New York City’s housing market in 2023 is in a cloud, with weak sales and challenges for buyers and sellers alike, largely due to the highest mortgage rates in 20 years, according to a new report. Ta.
Mortgage rates that hit 8% in October, the Ukraine war, and Hamas’ attack on Israel have pushed the Big Apple into a tailspin, according to a report released Wednesday by Coldwell Banker Warburg, the luxury real estate firm of Coldwell Banker. The volatility of real estate has increased.
Frederick Warburg Peters, president emeritus of Coldwell Banker Warburg, said that by 2023, despite signs of “urban health” such as crowded restaurants, concert halls and theaters, the city’s Residential real estate had a weak year in some respects, the report said. Big-ticket items like large co-ops, townhomes, and condos took longer to sell.
New York City real estate is behaving counterintuitively.
Many properties in the $5 million to $10 million price range took four to six months to find a buyer, according to data from real estate data analytics firm Urban Digs used in the report. Peters added that cheaper one- and two-bedroom properties had been on the market for months. Historically, homes in New York City take about three months to sell, according to an October 2023 report from real estate search engine StreetEasy.
At the same time, the median home price in New York City rose 7.6% to $839,000 as of November 2023, according to Realtor.com. Limited supply and high demand are factors contributing to the price increase.
Rising home prices are good for sellers, but they keep new buyers out of the market. Inventory sitting on the market for too long is an indication that the home was overpriced to begin with, meaning high prices are impacting both buyers and sellers.
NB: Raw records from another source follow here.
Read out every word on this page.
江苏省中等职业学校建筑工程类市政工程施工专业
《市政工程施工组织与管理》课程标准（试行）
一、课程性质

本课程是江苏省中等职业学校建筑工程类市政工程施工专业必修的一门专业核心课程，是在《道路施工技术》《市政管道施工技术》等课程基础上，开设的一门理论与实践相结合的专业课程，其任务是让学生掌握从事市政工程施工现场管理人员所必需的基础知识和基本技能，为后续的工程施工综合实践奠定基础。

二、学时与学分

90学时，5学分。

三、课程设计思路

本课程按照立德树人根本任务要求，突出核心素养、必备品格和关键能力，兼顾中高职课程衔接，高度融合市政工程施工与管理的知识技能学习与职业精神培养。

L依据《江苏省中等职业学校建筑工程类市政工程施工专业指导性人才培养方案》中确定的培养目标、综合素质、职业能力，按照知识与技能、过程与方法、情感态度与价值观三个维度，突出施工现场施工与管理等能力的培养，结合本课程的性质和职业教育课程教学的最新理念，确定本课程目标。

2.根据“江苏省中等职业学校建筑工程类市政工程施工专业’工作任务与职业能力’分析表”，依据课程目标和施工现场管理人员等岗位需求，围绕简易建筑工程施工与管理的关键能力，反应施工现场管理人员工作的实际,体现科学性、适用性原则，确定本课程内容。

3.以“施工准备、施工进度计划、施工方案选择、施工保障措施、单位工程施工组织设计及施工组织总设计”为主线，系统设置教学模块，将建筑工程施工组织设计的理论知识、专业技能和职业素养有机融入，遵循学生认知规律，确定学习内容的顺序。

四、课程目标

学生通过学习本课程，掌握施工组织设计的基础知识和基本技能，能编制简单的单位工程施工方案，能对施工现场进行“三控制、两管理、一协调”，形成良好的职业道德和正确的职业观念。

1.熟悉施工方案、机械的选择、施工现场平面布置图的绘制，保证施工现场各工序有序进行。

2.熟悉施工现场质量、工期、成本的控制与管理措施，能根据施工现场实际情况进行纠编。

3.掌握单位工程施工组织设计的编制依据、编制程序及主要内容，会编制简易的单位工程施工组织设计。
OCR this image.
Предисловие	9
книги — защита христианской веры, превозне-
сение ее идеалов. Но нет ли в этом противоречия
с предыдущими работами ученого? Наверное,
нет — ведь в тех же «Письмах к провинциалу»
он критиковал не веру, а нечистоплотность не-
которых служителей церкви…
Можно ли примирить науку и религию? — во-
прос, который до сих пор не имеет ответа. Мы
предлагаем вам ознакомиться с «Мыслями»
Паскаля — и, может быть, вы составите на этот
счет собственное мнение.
“Sellers all believe their property is worth more than other comparable properties. That’s just human nature,” Peters says. “Aspirational pricing does not help sellers in this market.”
The Big Apple’s rental market also got tighter in 2023, with prices rising. Peters calls this an “interesting phenomenon” because typically an expensive and tight rental market motivates people to buy. But that wasn’t the case last year, when high mortgage rates shut out first-time and affordable home buyers.
Complex market conditions have left many buyers “caught in the middle,” Peters said. “Financing is very expensive, but the rental market is also very expensive. It’s a difficult time to enter the market in the city.”
Peters explains that this phenomenon primarily stems from supply and demand issues. After the world opened up after the pandemic, people were worried about buying a home and took advantage of lower rent prices instead, he said. But rent controls now limit the city’s landlords from raising rents, he said, so many people continue to rent instead of buying.
“Additionally, the supply of new rental properties is also limited because there is not a lot of new rental property construction going on,” he says. “At the lower end of the market (below $4,000), all of this was like a perfect storm.”
New York City housing outlook for 2024
Like many other real estate organizations, Coldwell Banker predicts that mortgage rates will continue to ease in 2024, but not to the sub-3% rates in 2021. Still, Peters says many wealthy buyers will finance their properties despite rising mortgage rates. Because they often think their cash would be better invested elsewhere.
“Unless you’re really wealthy, you don’t want to spend that much money on real estate when you want the money,” Peters says. Even if he feels like he’s costing him 5% or he’s 6% because of the mortgage interest rate, if he can get a 10% return on that money, “Of course I’ll do it.” “Yes,” he says.
Some wealthy real estate investors and consumers plan to take out loans, but rising mortgage rates are still keeping some wealthy people from buying in 2023. Luxury real estate transactions began to decline in the third quarter of 2023 compared to the beginning of the year. Only 231 home sales of $4 million or more were signed in New York City in the third quarter, compared to nearly 400 in the second quarter, according to the Olshan Luxury Market Report.
“I don’t really expect this year to be fundamentally different than last year. There’s always going to be a luxury market, because there’s always going to be a luxury market. New York is still New York.” Peters says. “Even for the wealthy, the interest rate environment is kind of a disincentive because many investors feel they could make more money with their money elsewhere.” It’s an election year, “so people are going to be holding their breath for the second half of the year,” which will slow the market further, he added.
Generally, when mortgage rates fall, more people return to the housing market, but even by 2024 mortgage rates will not have fallen enough to make a meaningful difference, Peters said. To tell. He added that it was unrealistic to think that house prices would “explode” if mortgage rates fell to 5%.
“Even if mortgage rates fall, we don’t expect prices to rise significantly, because the prices that formed in the teens and 2021 were rather the result of people paying 2.5% on mortgages. The money was essentially free. ” he says. “Even in 2024, buyers will still be paying twice as much on their mortgages. It’s unrealistic to think things will go back to the way they were.”